Worst still, the Electoral Commission is not in charge of elections. It has only advisory powers. This gives us the worst of all worlds. We have a Commission that is naive with regard to electoral malpractice and which has no authority to enforce its views. However, its existence has enabled the Government to abandon the consultations with all the major parties that have always previously led to a consensus on good electoral practice and instead to force partisan legislation through Parliament in the teeth of opposition from Conservative and Liberal Democrat parties. Before the arrival of the Electoral Commission it would have been inconceivable for any party to have changed the electoral law in such a fundamental way purely on the basis of a massive Government majority. It would be regarded in every one of the new democracies I have advised in, as completely unacceptable for a government to determine the electoral law on its own, particularly if against the views of a powerful and independent electoral commission.

The Government hides behind the description of these all postal elections as "pilots". Leaving aside the question as to whether elections covering 14 million electors - one third of the English electorate - can be regarded as only a demonstration sample, they simply cannot be evaluated. For instance, how can any check be made on how many male heads of households make their wives and children hand over their ballots, or have them mark them openly around the kitchen table? How can there be a check on how many postal ballots are collected by party workers - who may well also have called to offer to witness the identity declaration? How can there be a check on multiple voting, or on deceased electors voting, when there will not be a published marked register? And why can candidates and parties discover before polling date who has voted, but the individual elector cannot check that his or her ballot has been received, even after the election?

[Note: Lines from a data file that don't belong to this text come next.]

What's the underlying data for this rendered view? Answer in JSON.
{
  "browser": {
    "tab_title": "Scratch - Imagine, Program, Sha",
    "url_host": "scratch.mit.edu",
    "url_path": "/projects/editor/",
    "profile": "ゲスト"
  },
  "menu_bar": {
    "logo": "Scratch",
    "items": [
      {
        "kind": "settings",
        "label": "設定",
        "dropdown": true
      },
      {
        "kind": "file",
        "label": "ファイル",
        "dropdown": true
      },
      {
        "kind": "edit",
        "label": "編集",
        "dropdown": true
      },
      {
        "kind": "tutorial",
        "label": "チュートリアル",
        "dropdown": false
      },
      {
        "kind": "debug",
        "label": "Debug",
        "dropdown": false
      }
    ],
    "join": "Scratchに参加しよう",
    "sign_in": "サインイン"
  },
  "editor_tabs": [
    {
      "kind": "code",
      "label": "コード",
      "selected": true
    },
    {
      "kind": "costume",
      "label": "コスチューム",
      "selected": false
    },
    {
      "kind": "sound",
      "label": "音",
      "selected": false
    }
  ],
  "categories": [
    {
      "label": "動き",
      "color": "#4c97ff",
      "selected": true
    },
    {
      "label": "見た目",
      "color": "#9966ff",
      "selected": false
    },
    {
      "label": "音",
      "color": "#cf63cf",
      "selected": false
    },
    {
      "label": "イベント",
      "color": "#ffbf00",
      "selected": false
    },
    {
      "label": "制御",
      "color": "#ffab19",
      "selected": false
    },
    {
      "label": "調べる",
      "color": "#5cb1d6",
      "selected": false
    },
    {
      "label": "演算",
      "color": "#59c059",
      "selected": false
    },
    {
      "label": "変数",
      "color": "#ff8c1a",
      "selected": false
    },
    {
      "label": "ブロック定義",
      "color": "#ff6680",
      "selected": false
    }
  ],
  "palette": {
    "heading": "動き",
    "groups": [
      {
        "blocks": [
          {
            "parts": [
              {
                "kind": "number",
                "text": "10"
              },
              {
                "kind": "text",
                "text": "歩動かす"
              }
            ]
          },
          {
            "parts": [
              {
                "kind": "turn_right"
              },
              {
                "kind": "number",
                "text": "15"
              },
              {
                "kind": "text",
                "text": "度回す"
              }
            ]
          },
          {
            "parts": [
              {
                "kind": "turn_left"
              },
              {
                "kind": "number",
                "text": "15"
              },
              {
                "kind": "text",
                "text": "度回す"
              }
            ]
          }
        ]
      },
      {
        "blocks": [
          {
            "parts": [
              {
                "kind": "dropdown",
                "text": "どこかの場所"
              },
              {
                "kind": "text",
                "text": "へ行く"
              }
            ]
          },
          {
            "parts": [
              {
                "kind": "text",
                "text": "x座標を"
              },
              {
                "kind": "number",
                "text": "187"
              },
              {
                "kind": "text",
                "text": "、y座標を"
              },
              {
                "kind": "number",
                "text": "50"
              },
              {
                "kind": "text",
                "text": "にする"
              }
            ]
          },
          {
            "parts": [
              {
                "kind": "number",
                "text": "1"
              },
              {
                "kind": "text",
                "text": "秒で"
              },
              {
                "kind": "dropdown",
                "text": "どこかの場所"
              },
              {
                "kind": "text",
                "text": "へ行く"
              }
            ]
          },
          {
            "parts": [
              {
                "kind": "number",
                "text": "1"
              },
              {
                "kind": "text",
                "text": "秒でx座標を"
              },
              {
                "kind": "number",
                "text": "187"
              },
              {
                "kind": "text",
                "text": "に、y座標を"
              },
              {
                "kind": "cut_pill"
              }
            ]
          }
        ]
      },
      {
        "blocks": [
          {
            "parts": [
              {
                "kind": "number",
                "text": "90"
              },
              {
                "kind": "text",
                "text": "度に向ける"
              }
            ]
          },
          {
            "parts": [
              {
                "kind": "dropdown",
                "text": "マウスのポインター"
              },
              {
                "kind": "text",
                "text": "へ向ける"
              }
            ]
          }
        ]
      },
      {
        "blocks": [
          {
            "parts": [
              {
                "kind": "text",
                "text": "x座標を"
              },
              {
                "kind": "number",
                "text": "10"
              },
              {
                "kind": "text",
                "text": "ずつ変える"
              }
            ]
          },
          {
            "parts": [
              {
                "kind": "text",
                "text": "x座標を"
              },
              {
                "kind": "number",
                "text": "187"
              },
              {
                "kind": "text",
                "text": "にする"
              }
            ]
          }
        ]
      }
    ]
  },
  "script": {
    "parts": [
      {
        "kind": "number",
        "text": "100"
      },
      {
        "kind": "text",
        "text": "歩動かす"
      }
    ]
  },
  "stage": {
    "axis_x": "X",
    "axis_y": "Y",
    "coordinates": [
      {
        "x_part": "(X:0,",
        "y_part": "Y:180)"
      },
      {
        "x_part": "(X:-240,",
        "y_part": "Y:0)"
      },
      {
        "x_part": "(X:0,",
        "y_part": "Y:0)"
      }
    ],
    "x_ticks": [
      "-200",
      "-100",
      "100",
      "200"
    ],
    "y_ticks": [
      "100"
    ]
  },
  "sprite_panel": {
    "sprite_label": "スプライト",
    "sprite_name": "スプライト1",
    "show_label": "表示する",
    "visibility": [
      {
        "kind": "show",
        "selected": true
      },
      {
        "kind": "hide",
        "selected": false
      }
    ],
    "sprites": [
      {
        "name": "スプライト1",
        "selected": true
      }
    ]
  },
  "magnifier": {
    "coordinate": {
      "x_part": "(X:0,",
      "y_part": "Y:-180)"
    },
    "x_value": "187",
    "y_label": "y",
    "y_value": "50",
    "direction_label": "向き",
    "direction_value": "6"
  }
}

It has always been accepted that postal voting is not secure. Merlyn Rees, in his memoirs, records in relation to the northern Ireland Convention election of 1974 that, "as Enoch Powell pointed out after the election, unrestricted postal voting was a cause both of intimidation and malpractice." David Butler in his book on electoral systems states that "successive Home Secretaries rejected demands (for the extension of postal voting) on the grounds of administrative inconvenience and of the dangers to the secrecy of the ballot."

The postal voting figures may show an apparent increase in electoral turnout but it will not show how many votes are fiddled. The valid vote may well have gone down, and no-one will know. Increasing genuine electoral turnout requires more attractive politics and politicians, not unsound electoral gimmicks.